Random Advancement Preface

[This was written to be added to the Random Advancement compilation, which continues to grow.]

Preface: Why?

A few people have questioned the need for an alternative advancement scheme for use with any fantasy roleplaying system (you know, where “any” is meant to stand for “that one game and all its closest imitators”). Although I cannot speak for my many august collaborators, I think it would be useful to outline my personal reasons for embracing random advancement in my own campaign. I will try to be brief.
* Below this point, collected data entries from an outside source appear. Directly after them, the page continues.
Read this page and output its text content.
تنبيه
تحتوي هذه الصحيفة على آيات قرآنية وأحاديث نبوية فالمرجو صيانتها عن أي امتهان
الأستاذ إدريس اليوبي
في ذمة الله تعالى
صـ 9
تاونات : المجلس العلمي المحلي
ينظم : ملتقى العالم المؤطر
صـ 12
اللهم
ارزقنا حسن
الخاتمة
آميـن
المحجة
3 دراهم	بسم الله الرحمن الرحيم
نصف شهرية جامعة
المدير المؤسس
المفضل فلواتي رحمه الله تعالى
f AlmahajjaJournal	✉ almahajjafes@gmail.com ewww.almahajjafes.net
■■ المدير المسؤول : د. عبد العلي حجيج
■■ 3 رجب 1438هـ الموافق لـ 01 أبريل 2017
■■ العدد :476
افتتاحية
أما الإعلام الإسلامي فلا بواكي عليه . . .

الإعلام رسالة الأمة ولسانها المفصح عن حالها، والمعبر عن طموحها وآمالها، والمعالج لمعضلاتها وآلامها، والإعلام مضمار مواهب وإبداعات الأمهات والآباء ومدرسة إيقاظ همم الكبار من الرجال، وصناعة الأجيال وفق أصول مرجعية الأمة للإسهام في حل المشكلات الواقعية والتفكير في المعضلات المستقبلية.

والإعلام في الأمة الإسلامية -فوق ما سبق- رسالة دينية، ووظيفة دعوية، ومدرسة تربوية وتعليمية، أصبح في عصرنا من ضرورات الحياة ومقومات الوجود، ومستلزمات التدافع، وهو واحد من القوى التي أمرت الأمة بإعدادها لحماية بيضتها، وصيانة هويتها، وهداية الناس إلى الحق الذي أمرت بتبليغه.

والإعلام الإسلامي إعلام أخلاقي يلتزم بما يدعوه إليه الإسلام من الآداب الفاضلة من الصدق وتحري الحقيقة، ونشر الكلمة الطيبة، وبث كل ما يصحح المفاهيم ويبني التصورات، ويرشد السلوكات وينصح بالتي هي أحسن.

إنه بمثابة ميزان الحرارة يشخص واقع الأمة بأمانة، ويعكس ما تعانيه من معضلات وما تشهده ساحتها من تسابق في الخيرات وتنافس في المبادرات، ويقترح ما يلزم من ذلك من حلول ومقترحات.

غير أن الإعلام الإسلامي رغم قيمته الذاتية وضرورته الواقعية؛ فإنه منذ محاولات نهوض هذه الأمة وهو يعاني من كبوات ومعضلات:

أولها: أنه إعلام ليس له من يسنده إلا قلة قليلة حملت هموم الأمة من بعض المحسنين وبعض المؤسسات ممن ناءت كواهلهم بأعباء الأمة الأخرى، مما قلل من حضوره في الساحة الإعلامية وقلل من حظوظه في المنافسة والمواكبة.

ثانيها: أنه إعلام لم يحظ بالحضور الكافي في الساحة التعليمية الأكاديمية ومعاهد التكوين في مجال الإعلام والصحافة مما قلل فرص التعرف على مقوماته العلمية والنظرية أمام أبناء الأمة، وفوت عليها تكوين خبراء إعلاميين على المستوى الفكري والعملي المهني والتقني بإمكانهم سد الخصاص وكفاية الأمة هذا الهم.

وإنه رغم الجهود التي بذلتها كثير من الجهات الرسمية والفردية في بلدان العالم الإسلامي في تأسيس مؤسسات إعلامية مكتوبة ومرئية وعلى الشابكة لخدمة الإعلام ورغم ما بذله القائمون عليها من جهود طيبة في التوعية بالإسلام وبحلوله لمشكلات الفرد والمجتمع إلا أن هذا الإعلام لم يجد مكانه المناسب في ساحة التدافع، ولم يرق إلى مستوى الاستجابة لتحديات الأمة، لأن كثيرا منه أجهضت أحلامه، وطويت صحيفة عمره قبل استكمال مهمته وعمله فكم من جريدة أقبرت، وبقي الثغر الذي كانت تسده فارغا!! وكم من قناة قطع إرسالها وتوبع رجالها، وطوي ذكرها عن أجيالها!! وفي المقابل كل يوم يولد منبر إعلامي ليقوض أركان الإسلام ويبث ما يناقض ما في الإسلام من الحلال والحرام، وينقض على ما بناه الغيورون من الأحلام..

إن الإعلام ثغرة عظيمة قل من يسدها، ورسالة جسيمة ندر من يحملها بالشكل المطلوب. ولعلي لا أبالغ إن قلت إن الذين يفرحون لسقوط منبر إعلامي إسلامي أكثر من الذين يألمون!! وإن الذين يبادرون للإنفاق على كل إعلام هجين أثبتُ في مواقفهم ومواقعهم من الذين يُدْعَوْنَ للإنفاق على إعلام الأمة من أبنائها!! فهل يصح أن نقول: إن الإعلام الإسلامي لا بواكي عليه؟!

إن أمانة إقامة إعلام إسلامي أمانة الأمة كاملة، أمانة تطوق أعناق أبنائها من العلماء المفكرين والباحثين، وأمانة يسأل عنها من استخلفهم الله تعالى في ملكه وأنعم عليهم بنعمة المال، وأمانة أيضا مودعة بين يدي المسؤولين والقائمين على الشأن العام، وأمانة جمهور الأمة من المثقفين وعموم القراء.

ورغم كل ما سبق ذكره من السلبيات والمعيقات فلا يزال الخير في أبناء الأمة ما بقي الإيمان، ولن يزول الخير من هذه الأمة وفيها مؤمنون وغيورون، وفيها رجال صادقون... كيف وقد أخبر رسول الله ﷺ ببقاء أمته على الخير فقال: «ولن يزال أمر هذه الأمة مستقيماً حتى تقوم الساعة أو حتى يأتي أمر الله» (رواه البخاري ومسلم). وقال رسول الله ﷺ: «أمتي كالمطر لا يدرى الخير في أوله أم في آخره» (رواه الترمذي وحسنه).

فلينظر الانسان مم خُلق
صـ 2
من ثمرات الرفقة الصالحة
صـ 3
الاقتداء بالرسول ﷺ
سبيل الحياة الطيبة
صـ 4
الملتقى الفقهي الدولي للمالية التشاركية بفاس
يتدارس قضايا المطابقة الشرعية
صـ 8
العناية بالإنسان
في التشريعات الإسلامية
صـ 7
The earliest versions of the dear old game featured what I might call Lockstep Advancement. Apart from the die throw for hit points, nothing distinguished one fighting man of fifth level from another, in terms of class abilities. Obviously different ability scores, equipment, magic items, character disposition, and player skill could easily set one Swashbuckler apart from the next, but all their abilities as a fighter 5 could be expressed with a hit total and a level title. Clerics, thieves, and many other classes acted in much the same way; each level of advancement brought the exact same benefits vis-a-vis their class designation.

This was, in fact, a very useful state of affairs for the prospective referee. NPCs could be expressed quite succinctly. The one exception to this scheme early on was the magic-user, whose spellbook determined their class abilities. Other class ability customization started to creep in via things like druid bonus languages and weapon proficiencies. Inspired by skill-based alternatives to the original game (RuneQuest, Rolemaster, etc.), non-weapon proficiencies appeared in late first edition AD&D and skills showed up in BECMI.

Later versions of the game pushed more towards what I call Total Customizability, following in the wake of points-based affairs like GURPS and the HERO System. The rise of Feats and Prestige Classes sent a million players scurrying to make the perfect “build” for their D&D character. This is a great thing if you have a specific vision of what you want your PC to be when they grow up, or if you’re the kind of player who likes to find the most potent combo allowed by the rules.

Random Advancement is proposed here as a third alternative. Not as a substitute for either of its predecessors, but as an alternative for certain kinds of campaigns, certain kinds of referees, and certain kinds of players. Note that the concept of random advancement is not new. Traveller character generation had it from the beginning. And see Jonathan Becker’s nifty Exceptional Traits rules in The Complete B/X Adventurer for another implementation of it in D&D.

Why try random advancement? I can think of a few reasons why I like it:
  • Rolling dice when you level up is fun.
  • Players can access all sorts of kewl powerz without having to do a bunch of planning.
  • Since said powerz show up by random die roll, you can sprinkle the chart with some doozies (or some sick power combos) without them coming up every dang game.
  • As a player, not knowing how your PC is going to grow and change appeals to me.
  • As a DM, not knowing what the PCs are even capable of keeps me on my toes.
So if discovering the capabilities of the PCs sounds just as interesting to you as discovering the what lurks in the dungeon, then maybe this alternative is for you.